O my brothers, I must skazat an appypolly-loggy, for to you these statements are simply chepooka and gloopy, but to me it's choodesney. You most likely don't pony what I govoreet. Its purpose isn't to razdrez you, so don't gooly away yet. I came up with this idea for my first blog post after many minootas of cally messels running through my mozg, and then this horrorshow messel (I hope) came to jeezny, in hopes of making you skirk your gulliver and lose your rassoodook.
Enough with the Nadsat, hopefully you grasped the gist of that paragraph, even though it contained a number of words you've probably never heard (unless you've read A Clockwork Orange or speak Russian). Before reading any further or google searching to find out what any of that meant, in your post (if you plan on posting, if not just do it in your head) type out the gist of the previous paragraph, don't retype anything out word for word, just a short summary.

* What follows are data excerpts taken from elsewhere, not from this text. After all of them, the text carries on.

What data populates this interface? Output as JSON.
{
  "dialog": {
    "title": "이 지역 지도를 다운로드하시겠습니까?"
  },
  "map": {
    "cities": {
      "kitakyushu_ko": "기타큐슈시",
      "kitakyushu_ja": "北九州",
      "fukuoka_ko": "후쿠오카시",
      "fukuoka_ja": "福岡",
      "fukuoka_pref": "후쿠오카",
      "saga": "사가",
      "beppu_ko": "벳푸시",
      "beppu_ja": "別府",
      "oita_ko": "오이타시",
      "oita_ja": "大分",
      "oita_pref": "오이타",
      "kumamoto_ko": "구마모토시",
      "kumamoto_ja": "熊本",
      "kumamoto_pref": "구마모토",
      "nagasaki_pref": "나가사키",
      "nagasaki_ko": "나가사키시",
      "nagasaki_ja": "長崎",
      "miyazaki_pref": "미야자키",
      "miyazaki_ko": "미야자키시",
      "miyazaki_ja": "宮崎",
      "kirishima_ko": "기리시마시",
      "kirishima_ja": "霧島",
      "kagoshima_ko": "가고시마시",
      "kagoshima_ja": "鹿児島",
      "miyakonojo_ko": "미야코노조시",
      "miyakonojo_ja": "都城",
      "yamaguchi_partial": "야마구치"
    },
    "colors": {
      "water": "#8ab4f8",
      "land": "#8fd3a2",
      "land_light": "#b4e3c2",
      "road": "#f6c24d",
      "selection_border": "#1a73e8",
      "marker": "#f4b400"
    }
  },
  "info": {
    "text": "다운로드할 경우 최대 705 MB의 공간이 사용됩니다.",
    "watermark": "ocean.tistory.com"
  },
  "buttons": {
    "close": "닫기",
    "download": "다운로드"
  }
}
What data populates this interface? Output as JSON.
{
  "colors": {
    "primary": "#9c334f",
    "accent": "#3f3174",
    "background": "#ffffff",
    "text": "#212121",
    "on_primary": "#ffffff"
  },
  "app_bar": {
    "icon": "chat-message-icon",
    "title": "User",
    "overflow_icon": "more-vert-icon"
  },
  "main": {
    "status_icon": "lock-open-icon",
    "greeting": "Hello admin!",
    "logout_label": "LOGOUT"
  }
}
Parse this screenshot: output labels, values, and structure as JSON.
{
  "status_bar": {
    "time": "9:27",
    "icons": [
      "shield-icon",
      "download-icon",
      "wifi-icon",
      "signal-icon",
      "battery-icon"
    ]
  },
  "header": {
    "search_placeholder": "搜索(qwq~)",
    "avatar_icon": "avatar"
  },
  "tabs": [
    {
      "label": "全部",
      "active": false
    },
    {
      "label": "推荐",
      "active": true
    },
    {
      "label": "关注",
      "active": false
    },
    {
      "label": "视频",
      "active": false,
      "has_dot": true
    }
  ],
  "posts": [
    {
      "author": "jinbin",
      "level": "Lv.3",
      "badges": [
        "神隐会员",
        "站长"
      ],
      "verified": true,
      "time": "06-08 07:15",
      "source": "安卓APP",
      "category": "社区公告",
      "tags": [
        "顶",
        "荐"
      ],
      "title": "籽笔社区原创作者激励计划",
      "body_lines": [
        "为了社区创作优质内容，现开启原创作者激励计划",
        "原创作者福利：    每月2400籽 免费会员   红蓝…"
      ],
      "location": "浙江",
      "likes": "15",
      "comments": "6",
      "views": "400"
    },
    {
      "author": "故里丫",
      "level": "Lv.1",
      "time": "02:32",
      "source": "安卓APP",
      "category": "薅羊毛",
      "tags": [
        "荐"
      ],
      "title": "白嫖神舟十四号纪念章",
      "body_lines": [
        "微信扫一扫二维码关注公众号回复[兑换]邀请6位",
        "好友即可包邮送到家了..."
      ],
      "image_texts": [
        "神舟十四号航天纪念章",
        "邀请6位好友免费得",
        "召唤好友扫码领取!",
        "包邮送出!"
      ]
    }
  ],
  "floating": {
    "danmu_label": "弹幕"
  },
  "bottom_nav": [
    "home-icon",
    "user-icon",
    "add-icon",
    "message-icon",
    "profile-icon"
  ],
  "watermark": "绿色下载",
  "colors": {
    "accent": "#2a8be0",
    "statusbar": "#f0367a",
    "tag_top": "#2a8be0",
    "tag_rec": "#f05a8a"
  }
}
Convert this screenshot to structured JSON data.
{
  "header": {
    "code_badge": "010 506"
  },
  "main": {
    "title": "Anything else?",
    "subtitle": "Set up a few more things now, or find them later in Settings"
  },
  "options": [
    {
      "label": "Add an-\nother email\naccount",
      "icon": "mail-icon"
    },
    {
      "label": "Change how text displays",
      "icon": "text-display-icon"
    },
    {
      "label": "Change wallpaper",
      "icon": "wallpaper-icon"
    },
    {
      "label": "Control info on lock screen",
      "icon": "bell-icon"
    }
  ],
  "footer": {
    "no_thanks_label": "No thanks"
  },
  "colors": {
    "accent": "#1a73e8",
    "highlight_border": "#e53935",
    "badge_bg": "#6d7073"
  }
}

So even though you have no idea what those nonsense words mean, you could hopefully get a basic understanding of the paragraph. So how did you go about getting a general idea of this gibberish? Simply put, I'd say your subconscious disregards the nonsense words and pieces together the context of the words you do understand. When you read the sentences, did you try and attach an English word to each Nadsat word? You most likely didn't, as there are many words and you don't want to waste your time. The likely happening is that your subconscious went to work, translating the context into ideas while ignoring the nonsense.
Well this is bringing me to my point: Each person contains their own thought-language; a specific way of thinking that really only makes sense to themselves. Words are what our thought-languages are translated into in order to make sense to others. My thoughts were translated into words, where in your brain they were translated into your own thought-language. Your thought-language filled in the blanks from the nonsensical word language. Makes sense? Perfect! If not, it was simply because my thoughts weren't being translated correctly.